Joe Costello, former Cadence Design Systems CEO and winner of this year's EDA Consortium Phil Kaufman award, recently spoke of a lack of vision and excitement in the EDA industry.
Indeed, EDA has become somewhat of a stodgy industry, with flat revenue growth and an unclear sense of direction. What can cut through the malaise and bring back some excitement?
Finding the "next big thing" would help. Some think it's design for manufacturability, but the reality is that most designers don't want to deal with it. EDA gadfly John Cooley recently said that DFM stands for "dollars for marketing." Most industry observers wouldn't agree, but somehow the need to put resolution enhancement technology on more metal layers doesn't engender a lot of excitement.
Others think electronic system-level design is the big new thing. But ESL, under various names, has been around for more than 10 years, and in that time has had limited success. My guess is that few chip designers today could define what ESL is, and among those that think they can, the definitions would all be different.
Gone are the glory days of EDA, when HDLs and synthesis revolutionized chip design and put complex ASICs within the reach of thousands of designers. Now we've reached a point where the problems of 90- and 65-nanometer design are so daunting that fewer and fewer companies will even attempt the RTL-to-GDSII design flow.

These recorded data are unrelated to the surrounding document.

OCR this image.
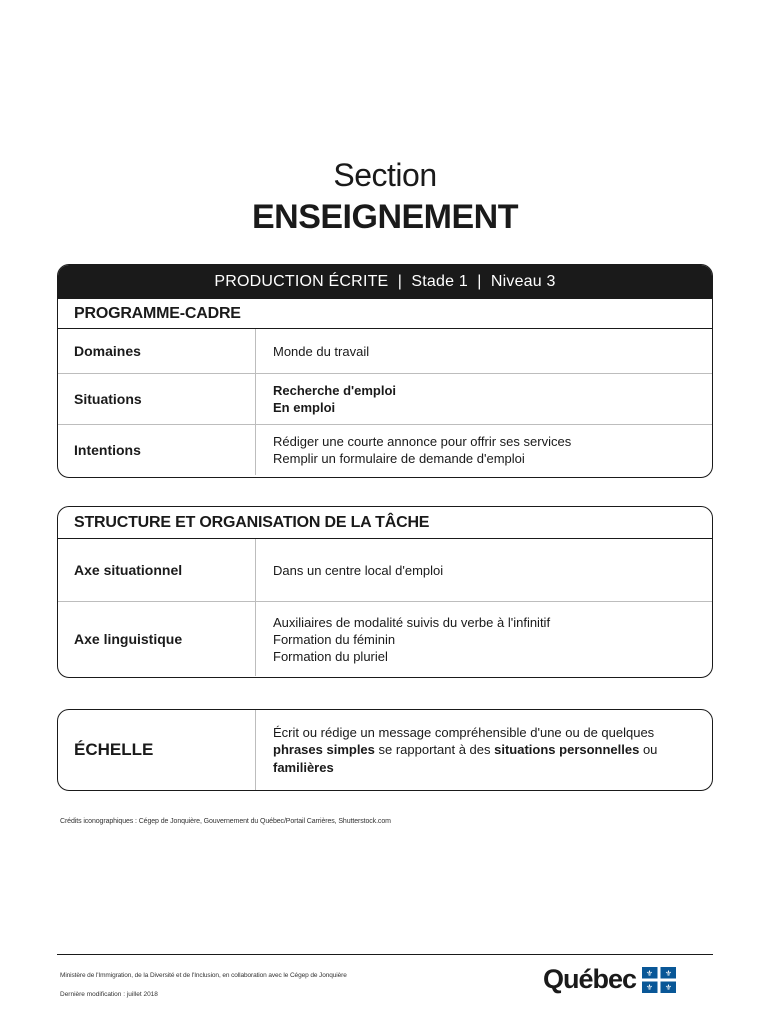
Section
ENSEIGNEMENT
PRODUCTION ÉCRITE  |  Stade 1  |  Niveau 3
PROGRAMME-CADRE
Domaines	Monde du travail
Situations
Recherche d'emploi
En emploi
Intentions
Rédiger une courte annonce pour offrir ses services
Remplir un formulaire de demande d'emploi
STRUCTURE ET ORGANISATION DE LA TÂCHE
Axe situationnel	Dans un centre local d'emploi
Axe linguistique
Auxiliaires de modalité suivis du verbe à l'infinitif
Formation du féminin
Formation du pluriel
ÉCHELLE
Écrit ou rédige un message compréhensible d'une ou de quelques
phrases simples se rapportant à des situations personnelles ou
familières
Crédits iconographiques : Cégep de Jonquière, Gouvernement du Québec/Portail Carrières, Shutterstock.com
Ministère de l'Immigration, de la Diversité et de l'Inclusion, en collaboration avec le Cégep de Jonquière
Dernière modification : juillet 2018
Québec ⚜ ⚜
⚜ ⚜
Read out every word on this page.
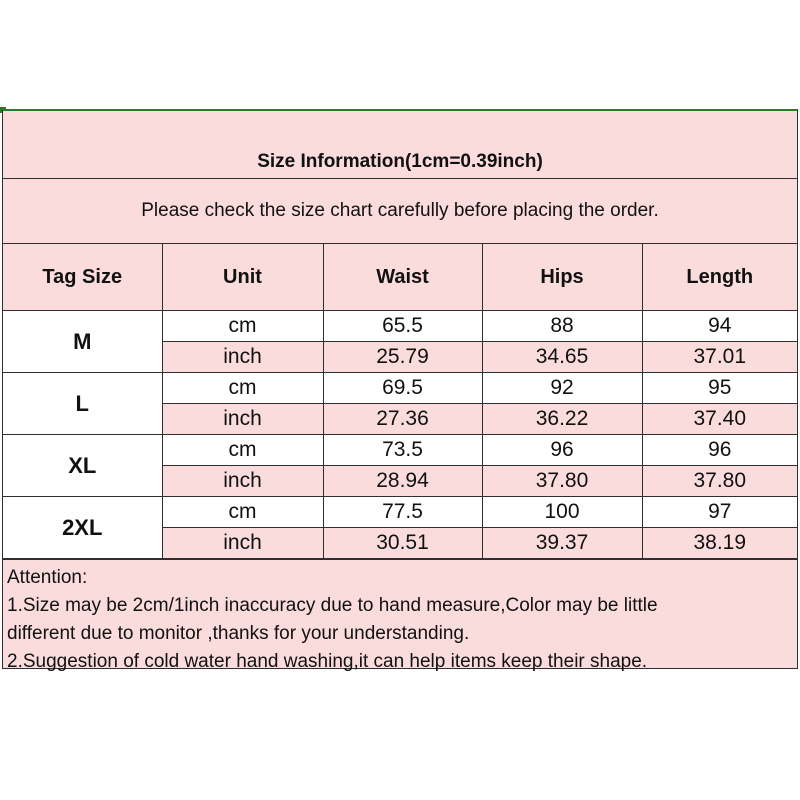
Size Information(1cm=0.39inch)
Please check the size chart carefully before placing the order.
Tag Size	Unit	Waist	Hips	Length
M	cm	65.5	88	94
	inch	25.79	34.65	37.01
L	cm	69.5	92	95
	inch	27.36	36.22	37.40
XL	cm	73.5	96	96
	inch	28.94	37.80	37.80
2XL	cm	77.5	100	97
	inch	30.51	39.37	38.19
Attention:
1.Size may be 2cm/1inch inaccuracy due to hand measure,Color may be little
different due to monitor ,thanks for your understanding.
2.Suggestion of cold water hand washing,it can help items keep their shape.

What can be done? First, I think the EDA industry leaders need to articulate a clear, consistent vision of where we're going from here, if we are indeed moving beyond today's RTL design methodology. Second, get out of the ASIC "ghetto" and acknowledge the growing number of silicon alternatives, including structured ASICs, complex FPGAs and configurable logic.
How about this for a vision? Let me design a 100 million-gate, 65-nm chip at a high level of abstraction, refine it to RTL and hand it off to an ASIC vendor or automated tool suite. Let the resulting chip have good performance and cost efficiency, and come out faster than my last 130- or 90-nm design. Now that's exciting! Make that happen and EDA's vision problem will vanish.
Richard Goering is managing editor of Design Automation for EE Times.